Annual open enrollment is always a complicated time for benefits teams…. Questions abound: Is the coverage offered legally compliant? What is the latest and greatest notice that must be included in the annual open enrollment package? Have the rules changed regarding how we send the notices?

Well, this year is no different. With the advent of the employer mandate’s enforcement, there are many new requirements that benefits and HR teams are grappling with to ensure compliance. We wanted to take a moment to post a specific reminder about collecting social security numbers for self-insured plans providing minimum essential coverage.

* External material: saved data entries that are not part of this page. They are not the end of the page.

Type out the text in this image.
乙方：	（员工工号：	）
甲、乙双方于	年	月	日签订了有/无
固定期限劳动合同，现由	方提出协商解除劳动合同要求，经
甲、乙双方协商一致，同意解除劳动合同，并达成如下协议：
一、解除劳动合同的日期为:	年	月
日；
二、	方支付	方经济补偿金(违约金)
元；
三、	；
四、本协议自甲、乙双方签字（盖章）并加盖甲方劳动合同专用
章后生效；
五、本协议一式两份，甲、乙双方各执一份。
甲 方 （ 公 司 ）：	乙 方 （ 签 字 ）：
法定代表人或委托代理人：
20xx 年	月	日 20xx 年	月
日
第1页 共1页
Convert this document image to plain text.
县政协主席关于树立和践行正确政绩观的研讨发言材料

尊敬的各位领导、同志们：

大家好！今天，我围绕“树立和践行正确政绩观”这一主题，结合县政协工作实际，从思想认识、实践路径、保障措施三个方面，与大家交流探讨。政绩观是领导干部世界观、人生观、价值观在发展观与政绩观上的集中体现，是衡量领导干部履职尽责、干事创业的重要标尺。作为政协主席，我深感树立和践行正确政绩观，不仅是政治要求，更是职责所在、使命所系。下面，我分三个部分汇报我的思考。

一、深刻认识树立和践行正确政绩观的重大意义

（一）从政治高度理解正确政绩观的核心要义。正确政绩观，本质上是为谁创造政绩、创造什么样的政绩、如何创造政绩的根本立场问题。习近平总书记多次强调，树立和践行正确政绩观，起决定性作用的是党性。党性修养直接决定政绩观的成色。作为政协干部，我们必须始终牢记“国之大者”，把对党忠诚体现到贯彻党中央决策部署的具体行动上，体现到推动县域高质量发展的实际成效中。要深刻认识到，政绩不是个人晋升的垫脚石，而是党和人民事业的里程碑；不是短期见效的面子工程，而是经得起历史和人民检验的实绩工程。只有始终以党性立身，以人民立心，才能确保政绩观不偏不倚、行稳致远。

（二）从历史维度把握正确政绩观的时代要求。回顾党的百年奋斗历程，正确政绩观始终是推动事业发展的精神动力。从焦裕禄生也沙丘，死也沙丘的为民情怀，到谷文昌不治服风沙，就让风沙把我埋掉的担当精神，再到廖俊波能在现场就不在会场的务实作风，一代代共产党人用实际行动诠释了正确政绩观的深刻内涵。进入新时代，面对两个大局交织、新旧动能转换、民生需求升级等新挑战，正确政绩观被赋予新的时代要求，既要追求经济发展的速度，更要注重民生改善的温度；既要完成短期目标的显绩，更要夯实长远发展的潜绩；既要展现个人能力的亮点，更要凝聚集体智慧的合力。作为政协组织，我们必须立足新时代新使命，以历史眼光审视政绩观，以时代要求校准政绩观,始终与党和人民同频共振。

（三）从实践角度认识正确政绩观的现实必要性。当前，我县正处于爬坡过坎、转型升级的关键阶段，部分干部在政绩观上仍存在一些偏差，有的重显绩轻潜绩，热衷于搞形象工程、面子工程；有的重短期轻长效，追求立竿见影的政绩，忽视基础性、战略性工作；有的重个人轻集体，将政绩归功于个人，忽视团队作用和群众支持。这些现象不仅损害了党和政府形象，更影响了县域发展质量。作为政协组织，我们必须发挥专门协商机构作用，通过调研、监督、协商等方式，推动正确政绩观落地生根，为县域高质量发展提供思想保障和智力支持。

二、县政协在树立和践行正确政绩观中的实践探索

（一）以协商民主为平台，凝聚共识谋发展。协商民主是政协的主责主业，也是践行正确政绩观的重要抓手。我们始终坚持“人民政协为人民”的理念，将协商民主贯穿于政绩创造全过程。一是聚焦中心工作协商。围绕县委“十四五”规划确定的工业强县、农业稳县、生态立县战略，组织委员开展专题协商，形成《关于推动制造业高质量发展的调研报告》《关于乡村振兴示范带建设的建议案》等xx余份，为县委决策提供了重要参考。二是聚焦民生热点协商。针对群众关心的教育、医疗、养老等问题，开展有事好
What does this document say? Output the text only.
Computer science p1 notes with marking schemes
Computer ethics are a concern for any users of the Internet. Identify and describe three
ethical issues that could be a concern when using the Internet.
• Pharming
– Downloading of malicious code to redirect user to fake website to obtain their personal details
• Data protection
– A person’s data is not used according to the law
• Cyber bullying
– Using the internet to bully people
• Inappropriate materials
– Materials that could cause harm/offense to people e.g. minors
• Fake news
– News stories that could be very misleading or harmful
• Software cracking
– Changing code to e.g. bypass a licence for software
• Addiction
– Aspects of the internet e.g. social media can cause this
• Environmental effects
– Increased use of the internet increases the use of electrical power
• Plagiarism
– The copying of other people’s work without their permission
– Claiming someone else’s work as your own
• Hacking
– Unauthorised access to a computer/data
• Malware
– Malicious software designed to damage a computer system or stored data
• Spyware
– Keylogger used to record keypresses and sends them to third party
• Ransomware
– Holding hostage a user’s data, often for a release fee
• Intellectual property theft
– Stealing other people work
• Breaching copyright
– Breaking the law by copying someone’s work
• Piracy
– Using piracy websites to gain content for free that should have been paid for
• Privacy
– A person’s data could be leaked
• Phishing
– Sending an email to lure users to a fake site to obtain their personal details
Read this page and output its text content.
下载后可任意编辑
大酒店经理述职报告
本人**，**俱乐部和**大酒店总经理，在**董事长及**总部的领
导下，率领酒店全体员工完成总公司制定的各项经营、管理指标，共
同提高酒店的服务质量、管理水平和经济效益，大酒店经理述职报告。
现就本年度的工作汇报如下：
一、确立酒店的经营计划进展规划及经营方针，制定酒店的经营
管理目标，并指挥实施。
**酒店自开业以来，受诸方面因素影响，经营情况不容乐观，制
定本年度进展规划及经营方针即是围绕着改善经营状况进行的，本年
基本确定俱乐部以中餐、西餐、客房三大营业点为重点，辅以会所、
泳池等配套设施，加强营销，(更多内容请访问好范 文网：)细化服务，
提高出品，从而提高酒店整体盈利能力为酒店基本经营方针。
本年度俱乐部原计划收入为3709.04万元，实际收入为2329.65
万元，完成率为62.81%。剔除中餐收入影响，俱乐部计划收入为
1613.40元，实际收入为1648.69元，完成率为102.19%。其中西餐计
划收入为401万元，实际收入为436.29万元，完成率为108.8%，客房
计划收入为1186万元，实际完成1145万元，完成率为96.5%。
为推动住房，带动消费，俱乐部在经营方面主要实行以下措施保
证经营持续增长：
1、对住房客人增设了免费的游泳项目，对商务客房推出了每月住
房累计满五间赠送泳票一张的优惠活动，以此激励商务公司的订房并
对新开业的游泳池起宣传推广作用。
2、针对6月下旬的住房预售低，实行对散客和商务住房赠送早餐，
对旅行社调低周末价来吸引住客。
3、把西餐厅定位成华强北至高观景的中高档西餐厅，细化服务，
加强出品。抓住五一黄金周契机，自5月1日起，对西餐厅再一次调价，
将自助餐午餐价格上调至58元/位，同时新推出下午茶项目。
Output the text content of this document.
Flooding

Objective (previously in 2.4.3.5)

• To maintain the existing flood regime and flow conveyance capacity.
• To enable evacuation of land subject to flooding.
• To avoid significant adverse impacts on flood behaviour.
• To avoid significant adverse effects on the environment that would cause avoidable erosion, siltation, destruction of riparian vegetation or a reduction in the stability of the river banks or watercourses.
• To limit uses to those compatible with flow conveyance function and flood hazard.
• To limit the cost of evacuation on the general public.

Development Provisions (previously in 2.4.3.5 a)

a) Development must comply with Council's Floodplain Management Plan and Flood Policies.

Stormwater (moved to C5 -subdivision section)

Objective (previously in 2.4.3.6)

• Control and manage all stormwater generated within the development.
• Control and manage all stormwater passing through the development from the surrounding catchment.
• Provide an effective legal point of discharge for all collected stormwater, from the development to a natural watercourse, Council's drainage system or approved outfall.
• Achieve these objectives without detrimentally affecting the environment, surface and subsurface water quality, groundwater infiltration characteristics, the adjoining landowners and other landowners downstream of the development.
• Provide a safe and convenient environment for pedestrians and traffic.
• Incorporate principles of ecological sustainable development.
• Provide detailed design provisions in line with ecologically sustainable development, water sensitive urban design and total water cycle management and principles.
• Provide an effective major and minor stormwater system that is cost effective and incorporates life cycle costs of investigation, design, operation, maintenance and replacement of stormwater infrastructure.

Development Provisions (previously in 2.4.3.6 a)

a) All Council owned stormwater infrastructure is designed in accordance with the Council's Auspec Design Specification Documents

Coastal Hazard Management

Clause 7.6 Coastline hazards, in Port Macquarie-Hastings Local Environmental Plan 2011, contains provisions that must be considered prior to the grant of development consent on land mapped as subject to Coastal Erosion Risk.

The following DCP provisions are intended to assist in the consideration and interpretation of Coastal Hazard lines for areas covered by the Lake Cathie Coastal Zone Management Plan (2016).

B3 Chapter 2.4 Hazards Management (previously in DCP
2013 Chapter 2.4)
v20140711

As you are likely aware, self-insured plans will need to begin the onerous reporting process to comply with Code Sections 6055 and 6056 beginning in Q1 2016. But, what may have slipped off your radar is that these reporting rules require reporting of an individual’s taxpayer identification number (“TIN”). If a person has an SSN, that is his or her TIN. If a person does not have an SSN, he or she might instead have an Individual TIN (“ITIN”), which is a nine-digit number issued by the IRS to individuals who are required for U.S. tax purposes to have an identification number but who do not and are not eligible for an SSN. In some cases, an alien dependent may have an Individual TIN because a parent is claiming the dependent as a tax dependent on a U.S. tax return. Also, some alien spouses may have ITINs.

To comply with large employer reporting for a self-insured plan, you need to provide the TIN of each full-time employee; there are no exceptions. With respect to the minimum essential coverage reporting, you must take reasonable efforts to collect the TINs of an employee’s covered spouse or dependents. If these individuals do not have a TIN or you cannot obtain it after making reasonable efforts, the rules allow you to report the date of birth of the individual.

Reasonable efforts are defined in the final rules issued earlier this year. Generally, in order to comply with early 2016 reporting, the IRS will consider the following efforts reasonable:

  1. solicit information by December 31, 2014, and if not provided at that time;
  2. make a second solicitation by December 31, 2015;
  3. assuming the second request is also unsuccessful, use the date of birth in place of a TIN for the individual in question for Q1 2016 reporting; and
  4. make one additional solicitation by December 31, 2016.

One additional point – reporting a date of birth in one year does not eliminate the need to make reasonable efforts to obtain a TIN in the future.

During the current annual open enrollment period for self-insured plans, you should take the opportunity to collect SSNs from all covered/enrolled individuals.